We expect revenues from our long‑acting, atypical antipsychotic franchise to continue to grow as INVEGA SUSTENNA/XEPLION grows and INVEGA TRINZA/TREVICTA is launched around the world. A number of companies, including us, are working to develop products to treat schizophrenia and/or bipolar disorder that may compete with INVEGA SUSTENNA/XEPLION, INVEGA TRINZA/TREVICTA and RISPERDAL CONSTA. Increased competition may lead to reduced unit sales of INVEGA SUSTENNA/XEPLION, INVEGA TRINZA/TREVICTA and RISPERDAL CONSTA, as well as increasing pricing pressure. The latest of the patents subject to our license agreement with Janssen covering INVEGA SUSTENNA/XEPLION expires in 2030 in the U.S. and certain other countries and in 2022 in the EU. The latest of the licensed patents covering INVEGA TRINZA/TREVICTA expired in 2017 in the U.S. and will expire in 2022 in the EU. In addition, Janssen has other patents not subject to our license agreement, including one that covers INVEGA SUSTENNA in the U.S. and expires in 2031 and one that covers INVEGA TRINZA in the U.S. and expires in 2036.

In January 2018, Janssen Pharmaceuticals NV and Janssen Pharmaceuticals, Inc. initiated a patent infringement lawsuit in the U.S. District Court for the District of New Jersey against Teva, who filed an ANDA seeking approval to market a generic version of INVEGA SUSTENNA before the expiration of U.S. Patent No. 9,439,906. For further discussion of the legal proceedings related to the patents covering INVEGA SUSTENNA, see Note 16, Commitments and Contingent Liabilities in the “Notes to Consolidated Financial Statements” and “Part I, Item 3—Legal Proceedings” in this Annual Report and for information about risks relating to the INVEGA SUSTENNA Paragraph IV litigation, see “Part I, Item 1A—Risk Factors” in this Annual Report, and specifically the section entitled “—We or our licensees may face claims against intellectual property rights covering our products and competition from generic drug manufacturers.”  

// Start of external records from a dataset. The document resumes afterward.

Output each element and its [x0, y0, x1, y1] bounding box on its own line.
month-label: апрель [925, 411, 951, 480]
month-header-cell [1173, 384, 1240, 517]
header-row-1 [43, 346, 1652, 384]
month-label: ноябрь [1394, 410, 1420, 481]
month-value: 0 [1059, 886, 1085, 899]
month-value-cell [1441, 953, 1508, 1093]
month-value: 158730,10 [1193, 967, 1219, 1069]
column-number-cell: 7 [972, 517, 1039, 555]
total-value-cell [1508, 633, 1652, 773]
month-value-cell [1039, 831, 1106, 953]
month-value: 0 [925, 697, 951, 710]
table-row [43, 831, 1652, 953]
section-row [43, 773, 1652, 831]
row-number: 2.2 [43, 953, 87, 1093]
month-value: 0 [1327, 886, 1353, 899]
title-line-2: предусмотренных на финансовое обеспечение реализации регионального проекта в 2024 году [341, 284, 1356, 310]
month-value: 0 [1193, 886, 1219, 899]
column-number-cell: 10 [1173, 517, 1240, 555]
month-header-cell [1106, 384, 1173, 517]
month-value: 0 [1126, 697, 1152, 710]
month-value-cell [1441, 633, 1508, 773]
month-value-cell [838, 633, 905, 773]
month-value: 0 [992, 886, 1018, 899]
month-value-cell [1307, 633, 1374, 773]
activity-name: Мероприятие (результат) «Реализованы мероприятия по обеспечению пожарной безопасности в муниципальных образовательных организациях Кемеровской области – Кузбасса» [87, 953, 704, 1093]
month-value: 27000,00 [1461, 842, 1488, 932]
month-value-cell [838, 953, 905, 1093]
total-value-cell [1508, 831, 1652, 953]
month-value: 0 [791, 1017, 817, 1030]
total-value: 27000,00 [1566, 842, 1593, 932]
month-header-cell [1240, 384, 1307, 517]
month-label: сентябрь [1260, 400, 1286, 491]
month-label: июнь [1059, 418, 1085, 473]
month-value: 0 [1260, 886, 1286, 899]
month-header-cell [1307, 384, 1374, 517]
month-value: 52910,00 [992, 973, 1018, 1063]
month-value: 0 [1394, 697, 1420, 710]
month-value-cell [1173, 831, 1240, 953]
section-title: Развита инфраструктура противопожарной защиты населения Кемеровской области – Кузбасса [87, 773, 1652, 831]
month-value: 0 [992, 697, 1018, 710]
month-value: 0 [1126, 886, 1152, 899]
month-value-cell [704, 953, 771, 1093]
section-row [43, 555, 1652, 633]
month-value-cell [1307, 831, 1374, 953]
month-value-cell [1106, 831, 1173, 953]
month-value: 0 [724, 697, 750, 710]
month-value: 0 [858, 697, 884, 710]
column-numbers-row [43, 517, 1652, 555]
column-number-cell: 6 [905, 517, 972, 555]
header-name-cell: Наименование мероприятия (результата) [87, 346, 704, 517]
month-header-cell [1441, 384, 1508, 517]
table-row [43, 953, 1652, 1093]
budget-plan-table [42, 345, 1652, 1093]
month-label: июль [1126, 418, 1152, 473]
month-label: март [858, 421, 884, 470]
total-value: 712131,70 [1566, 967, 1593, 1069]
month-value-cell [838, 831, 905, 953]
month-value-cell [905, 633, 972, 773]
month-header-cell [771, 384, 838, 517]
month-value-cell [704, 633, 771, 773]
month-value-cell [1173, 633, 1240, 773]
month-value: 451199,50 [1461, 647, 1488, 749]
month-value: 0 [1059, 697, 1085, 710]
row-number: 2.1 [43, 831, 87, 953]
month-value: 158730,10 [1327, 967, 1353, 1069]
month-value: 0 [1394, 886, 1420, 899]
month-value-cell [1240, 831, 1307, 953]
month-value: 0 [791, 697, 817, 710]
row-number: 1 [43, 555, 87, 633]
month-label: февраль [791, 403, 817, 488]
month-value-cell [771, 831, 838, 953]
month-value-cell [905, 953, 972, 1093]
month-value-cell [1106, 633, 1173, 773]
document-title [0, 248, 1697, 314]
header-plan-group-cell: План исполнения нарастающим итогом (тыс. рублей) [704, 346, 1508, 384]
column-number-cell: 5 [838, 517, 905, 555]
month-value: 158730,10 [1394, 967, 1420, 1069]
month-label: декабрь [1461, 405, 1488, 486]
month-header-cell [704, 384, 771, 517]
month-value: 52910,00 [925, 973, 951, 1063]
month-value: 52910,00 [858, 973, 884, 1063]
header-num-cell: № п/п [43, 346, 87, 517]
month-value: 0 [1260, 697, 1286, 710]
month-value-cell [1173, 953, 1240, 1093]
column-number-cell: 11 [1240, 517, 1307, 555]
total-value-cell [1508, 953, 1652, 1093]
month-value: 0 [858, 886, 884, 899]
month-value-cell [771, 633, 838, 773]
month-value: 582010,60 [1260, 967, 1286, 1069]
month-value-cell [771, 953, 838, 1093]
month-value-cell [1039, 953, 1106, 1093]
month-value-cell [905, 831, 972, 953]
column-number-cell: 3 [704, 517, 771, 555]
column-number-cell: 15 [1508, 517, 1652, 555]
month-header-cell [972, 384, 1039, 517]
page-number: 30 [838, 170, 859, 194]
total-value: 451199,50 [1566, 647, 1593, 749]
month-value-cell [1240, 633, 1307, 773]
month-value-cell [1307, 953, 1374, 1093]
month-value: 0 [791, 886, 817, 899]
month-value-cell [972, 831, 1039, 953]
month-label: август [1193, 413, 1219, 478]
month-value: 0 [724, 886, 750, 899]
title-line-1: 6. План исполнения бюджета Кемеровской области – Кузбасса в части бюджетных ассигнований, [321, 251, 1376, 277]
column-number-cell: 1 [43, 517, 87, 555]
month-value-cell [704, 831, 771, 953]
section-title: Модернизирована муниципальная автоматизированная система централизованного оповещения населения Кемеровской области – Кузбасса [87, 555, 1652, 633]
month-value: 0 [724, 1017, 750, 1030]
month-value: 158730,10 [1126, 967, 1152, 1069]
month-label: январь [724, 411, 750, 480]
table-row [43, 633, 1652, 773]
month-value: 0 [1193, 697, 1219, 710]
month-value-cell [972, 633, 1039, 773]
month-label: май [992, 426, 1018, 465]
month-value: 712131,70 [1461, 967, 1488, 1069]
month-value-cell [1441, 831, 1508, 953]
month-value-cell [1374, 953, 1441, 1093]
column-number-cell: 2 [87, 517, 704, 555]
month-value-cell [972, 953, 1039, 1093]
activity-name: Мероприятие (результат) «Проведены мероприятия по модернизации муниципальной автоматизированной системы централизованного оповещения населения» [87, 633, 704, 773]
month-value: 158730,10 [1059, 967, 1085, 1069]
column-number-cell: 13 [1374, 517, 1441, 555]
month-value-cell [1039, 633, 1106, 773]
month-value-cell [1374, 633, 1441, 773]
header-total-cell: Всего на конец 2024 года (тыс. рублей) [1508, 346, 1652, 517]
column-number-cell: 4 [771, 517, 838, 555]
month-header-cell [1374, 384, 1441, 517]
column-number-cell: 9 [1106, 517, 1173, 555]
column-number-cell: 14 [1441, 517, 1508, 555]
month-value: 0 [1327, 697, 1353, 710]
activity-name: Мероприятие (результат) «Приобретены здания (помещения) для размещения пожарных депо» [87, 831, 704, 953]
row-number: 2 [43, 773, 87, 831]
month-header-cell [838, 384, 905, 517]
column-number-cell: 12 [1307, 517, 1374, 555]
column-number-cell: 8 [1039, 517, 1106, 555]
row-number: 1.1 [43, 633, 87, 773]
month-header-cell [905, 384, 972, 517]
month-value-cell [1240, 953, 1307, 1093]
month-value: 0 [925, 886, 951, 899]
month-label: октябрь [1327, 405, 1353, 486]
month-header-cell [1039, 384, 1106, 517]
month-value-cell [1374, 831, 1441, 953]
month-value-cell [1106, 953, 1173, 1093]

With the adoption of Topic 606, we changed the way we record certain of our manufacturing and royalty revenue for AMPYRA and FAMPYRA. For AMPYRA manufactured under our license and supply agreements with Acorda, we now record manufacturing and royalty revenue as the product is being manufactured, rather than when it is shipped to Acorda. For FAMPYRA, we record manufacturing revenue as the product is being manufactured, rather than when it is shipped to Biogen, but continue to record royalty revenue when the end-market sale of FAMPYRA occurs. See Note 3, Revenue from Contracts with Customers, in the “Notes to Consolidated Financial Statements” in this Annual Report, for additional information regarding the adoption of Topic 606.